Even though Barton is, in my opinion, demonstrably wrong in his chapters on Jefferson's religious views, sometimes more and sometimes less, the religious material in his book is much superior to the two chapters on slavery and race. The first of the "lies" Barton seeks to expose is the now widely held view that Jefferson had a decades-long sexual relationship with one of his slaves Sally Hemings, and fathered a child or children by her.
Barton's argument goes something like this. The DNA tests conducted in 1998 were not as conclusive as most people believe. They only indicate that some male member of the Jefferson family fathered one of Sally Hemings's children. (The other children's lines of descent were not tested). There is no way of knowing, from the DNA tests that were conducted, precisely which Jefferson was the father of Eston Hemings. From a purely scientific point of view, the father may have been Jefferson's brother Randolph, who was known to frequent the slave quarters at Monticello, or Randolph's sons, or Jefferson's uncle Field Jefferson, or a number of others. Since there is no way of proving (from the DNA tests that have so far been conducted) that the father of Eston Hemings was our Jefferson, the Thomas Jefferson, it is clear, says Barton, that it was not Thomas Jefferson. This is the quality of his historical argumentation.

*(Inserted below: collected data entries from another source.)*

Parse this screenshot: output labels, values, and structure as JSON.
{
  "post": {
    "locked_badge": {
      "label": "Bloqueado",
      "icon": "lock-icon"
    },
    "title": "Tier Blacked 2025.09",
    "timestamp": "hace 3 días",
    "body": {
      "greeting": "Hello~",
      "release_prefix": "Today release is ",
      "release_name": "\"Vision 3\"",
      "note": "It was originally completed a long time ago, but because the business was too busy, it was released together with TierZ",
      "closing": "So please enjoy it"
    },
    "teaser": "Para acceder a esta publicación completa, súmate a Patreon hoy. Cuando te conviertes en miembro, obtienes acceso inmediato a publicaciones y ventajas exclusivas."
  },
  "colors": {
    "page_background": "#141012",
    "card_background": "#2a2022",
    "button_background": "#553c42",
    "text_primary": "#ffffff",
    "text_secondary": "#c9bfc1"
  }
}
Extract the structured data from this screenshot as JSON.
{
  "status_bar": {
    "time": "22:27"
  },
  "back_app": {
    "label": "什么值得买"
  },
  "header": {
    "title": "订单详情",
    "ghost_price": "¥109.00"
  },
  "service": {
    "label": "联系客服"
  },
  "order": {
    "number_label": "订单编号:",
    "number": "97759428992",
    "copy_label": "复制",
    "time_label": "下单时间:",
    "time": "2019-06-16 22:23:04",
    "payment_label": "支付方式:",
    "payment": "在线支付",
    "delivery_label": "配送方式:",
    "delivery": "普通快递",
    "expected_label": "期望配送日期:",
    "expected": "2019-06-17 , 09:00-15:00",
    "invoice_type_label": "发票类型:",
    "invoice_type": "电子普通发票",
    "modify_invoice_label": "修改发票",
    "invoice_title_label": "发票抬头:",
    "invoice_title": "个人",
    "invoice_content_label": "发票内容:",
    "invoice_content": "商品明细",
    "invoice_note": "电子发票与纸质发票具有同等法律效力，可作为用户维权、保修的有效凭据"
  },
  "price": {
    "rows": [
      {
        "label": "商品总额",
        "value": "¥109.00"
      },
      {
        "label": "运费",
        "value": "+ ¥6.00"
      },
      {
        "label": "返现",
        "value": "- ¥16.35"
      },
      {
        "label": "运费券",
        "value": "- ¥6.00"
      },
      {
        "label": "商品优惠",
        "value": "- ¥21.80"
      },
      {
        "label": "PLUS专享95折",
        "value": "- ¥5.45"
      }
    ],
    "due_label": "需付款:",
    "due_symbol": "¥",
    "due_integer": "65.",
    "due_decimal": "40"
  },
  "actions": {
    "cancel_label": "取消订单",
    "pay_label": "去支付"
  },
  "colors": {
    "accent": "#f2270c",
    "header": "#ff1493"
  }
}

Barton gets sidetracked by suggesting that the Jefferson-Hemings DNA announcement in 1998 was co-opted, including by Pulitzer Prize winning historian Joseph Ellis, as a "defense" of the sitting president, William Jefferson Clinton, who was, at the time of the announcement, weathering a humiliating national scandal resulting from his dalliances with White House intern Monica Lewinsky. If it could be shown that even Thomas Jefferson had sexual skeletons in his closet—"they all do it"—then president Clinton's misbehavior had some very distinguished company, from JFK through FDR all the way back to the founding father Jefferson. The Jefferson DNA revelations, Barton argues, had a softening effect on the glare of the Clinton-Lewinsky scandal. True though this may be, it has nothing to do with the truth or falsehood of the DNA tests.
Barton makes much of the fact that the initial reports of the DNA test overstated the results. The title of the original article in Nature (November 5, 1998) was "Jefferson Fathered Slave's Last Child." Eight weeks later, a little sheepishly, Nature printed what Barton calls a "retraction," though in fact it was actually more in the nature of a clarification. The correction rightly pointed out that a Jefferson or some Jefferson fathered Eston Hemings, but that the DNA study could not verify that the father was Thomas Jefferson. Barton does not bother to concede that the "retraction" in no way rules Jefferson out as the father of Sally Hemings' fifth child Eston. Instead, with sweeping and baseless confidence, he concludes, "this category of evidence is now discredited." This is not true at all. Without further studies, based on samples of Jefferson's own DNA, there is no scientific way to determine whether the father of Eston Hemings was our Jefferson or some other male member of the Jefferson line. Given the state of our current genetic knowledge Jefferson would probably be exonerated in a court of law. But in the court of careful historical analysis his innocence is far less certainly established.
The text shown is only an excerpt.